Your Candidates Have Brains

// September 21st, 2009 // Employment Branding, Recruitment Marketing

chimpanzee_thinking_poster1It’s seen as something as a disadvantage by recruiters that the real superstar potential hires for any role are smart, savvy and often analytical. It makes them harder to sell on a story which isn’t backed up by a reality. I’m not having a go at recruiters – most salespeople would probably prefer an audience that didn’t require quite so much truth and hard work to convince.
And therein lies the problem.
Having a really good employer brand doesn’t work unless it’s true. Unless it’s honest. Unless you can prove it.
The greatest recruiter I know brought me into this job, and when she left, a party was held. The CEO made a speech, praising her efforts in building an internal recruitment function of nearly 30 people in three years. Towards the end of his speech, he said “Sometimes the business has had to reach in order to meet the expectation you’ve created. Your passion for working here is evident in how you talk about the business when we go to market.”
As nice a message as this is from your CEO when you leave, it paints a real problem.

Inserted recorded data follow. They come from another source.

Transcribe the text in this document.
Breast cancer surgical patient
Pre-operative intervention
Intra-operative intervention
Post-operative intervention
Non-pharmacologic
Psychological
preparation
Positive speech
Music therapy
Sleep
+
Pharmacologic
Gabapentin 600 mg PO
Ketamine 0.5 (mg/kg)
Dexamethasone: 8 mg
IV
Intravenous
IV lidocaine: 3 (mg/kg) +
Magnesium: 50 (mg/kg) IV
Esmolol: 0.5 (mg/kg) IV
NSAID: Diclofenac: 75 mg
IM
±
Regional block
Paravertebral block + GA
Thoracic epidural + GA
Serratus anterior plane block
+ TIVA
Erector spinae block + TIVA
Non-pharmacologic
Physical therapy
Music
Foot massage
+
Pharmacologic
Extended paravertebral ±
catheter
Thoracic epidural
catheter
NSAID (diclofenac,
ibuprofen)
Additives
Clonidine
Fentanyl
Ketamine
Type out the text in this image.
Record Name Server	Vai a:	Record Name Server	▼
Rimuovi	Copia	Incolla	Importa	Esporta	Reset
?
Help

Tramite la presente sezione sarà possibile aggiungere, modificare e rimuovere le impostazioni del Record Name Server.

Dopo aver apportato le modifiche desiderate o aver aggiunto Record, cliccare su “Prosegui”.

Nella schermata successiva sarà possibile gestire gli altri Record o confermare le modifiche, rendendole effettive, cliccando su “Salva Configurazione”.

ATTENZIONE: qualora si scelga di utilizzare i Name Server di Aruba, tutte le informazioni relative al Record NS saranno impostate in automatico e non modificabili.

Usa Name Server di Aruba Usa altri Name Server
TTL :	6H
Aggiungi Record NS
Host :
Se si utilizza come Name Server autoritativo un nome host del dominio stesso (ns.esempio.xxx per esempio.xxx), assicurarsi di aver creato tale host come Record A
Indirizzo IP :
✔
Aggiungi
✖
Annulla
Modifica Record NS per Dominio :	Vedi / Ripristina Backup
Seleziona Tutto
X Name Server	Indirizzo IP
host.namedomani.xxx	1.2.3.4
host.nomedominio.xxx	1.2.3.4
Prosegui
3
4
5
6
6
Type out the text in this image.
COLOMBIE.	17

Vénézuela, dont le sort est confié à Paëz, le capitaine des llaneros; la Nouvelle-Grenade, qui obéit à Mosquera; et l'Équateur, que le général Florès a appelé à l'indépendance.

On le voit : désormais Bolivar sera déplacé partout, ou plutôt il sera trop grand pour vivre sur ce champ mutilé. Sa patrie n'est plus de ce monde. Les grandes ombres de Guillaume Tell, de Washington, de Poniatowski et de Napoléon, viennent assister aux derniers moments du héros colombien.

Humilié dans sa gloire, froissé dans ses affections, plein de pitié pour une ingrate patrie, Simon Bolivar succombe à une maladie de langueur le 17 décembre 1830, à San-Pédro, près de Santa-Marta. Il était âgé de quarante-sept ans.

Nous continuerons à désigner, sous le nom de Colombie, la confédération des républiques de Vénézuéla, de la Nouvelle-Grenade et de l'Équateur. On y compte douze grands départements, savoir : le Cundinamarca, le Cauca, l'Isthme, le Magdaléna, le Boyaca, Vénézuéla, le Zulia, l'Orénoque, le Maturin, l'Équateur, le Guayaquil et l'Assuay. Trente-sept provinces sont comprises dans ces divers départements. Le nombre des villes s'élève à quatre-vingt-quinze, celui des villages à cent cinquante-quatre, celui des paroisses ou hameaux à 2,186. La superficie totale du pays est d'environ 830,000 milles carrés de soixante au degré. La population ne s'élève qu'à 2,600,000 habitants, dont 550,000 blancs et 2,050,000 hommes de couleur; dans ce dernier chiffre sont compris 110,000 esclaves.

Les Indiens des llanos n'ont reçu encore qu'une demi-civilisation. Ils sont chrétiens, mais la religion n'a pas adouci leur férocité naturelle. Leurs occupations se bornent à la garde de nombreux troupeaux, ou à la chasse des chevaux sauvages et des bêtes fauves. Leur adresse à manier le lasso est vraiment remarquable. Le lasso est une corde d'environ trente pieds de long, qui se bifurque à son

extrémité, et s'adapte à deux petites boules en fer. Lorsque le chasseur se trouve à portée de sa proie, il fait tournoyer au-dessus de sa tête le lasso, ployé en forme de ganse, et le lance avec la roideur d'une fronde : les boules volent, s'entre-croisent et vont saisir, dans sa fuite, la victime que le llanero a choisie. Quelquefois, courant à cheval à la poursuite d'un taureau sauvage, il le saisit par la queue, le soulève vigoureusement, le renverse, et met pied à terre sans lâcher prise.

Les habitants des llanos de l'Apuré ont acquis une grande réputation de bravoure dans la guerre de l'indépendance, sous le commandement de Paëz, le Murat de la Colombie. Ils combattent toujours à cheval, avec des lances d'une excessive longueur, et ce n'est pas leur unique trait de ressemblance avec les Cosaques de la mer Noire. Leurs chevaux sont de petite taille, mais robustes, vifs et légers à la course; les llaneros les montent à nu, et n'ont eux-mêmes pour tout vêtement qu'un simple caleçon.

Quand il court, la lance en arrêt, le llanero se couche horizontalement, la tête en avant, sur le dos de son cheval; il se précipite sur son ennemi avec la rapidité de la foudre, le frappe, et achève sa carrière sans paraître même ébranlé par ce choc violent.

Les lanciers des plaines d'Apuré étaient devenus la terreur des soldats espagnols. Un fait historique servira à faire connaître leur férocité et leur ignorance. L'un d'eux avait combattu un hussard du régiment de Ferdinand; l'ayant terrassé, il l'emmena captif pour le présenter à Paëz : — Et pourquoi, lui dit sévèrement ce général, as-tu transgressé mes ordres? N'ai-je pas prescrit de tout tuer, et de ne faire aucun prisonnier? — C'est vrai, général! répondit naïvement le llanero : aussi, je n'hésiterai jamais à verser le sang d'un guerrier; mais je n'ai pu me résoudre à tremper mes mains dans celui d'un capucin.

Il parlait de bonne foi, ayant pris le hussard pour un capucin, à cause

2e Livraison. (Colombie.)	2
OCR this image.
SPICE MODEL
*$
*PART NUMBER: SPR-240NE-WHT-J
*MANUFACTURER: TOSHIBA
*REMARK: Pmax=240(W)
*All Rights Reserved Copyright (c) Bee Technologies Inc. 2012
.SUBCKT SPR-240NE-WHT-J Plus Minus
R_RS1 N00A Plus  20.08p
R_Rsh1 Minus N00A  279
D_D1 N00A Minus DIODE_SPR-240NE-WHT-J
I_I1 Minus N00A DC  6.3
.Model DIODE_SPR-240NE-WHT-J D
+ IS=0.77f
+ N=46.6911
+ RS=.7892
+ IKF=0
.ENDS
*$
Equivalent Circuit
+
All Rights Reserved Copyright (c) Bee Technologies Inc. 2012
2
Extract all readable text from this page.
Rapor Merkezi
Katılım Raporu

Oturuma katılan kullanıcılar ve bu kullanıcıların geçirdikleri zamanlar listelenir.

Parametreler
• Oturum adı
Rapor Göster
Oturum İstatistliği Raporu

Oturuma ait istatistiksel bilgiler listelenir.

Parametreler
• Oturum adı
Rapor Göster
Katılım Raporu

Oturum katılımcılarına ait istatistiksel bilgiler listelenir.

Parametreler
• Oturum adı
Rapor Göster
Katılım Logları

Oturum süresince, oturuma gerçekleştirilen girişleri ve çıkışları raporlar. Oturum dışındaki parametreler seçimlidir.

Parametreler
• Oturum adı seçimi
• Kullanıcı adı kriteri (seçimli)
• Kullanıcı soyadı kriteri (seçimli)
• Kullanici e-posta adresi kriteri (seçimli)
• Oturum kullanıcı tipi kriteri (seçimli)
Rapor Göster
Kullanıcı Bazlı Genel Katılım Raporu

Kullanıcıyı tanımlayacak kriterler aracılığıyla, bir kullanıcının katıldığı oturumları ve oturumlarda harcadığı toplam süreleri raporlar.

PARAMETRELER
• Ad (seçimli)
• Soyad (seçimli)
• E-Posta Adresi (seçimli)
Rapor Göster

If the message is better than the reality, you’re creating an expectation in market that you can’t meet. It’s an expectation that will see candidates leave quickly once they realize the story isn’t going to come true.Not only will they leave ; they’ll tell their friends and colleagues how badly you delivered, and you’ll have to work progressively harder to get the right people.
If you’re going to talk to people who are interested in working for you, why not tell them the truth? Not Marketing’s truth, but the real, actual truth. Tell them the warts-and-all side of the job. Because (and this is provable across nearly every market) people remember the honesty. Respect the intelligence and observational power of your candidates, and you’ll see them become long-term employees.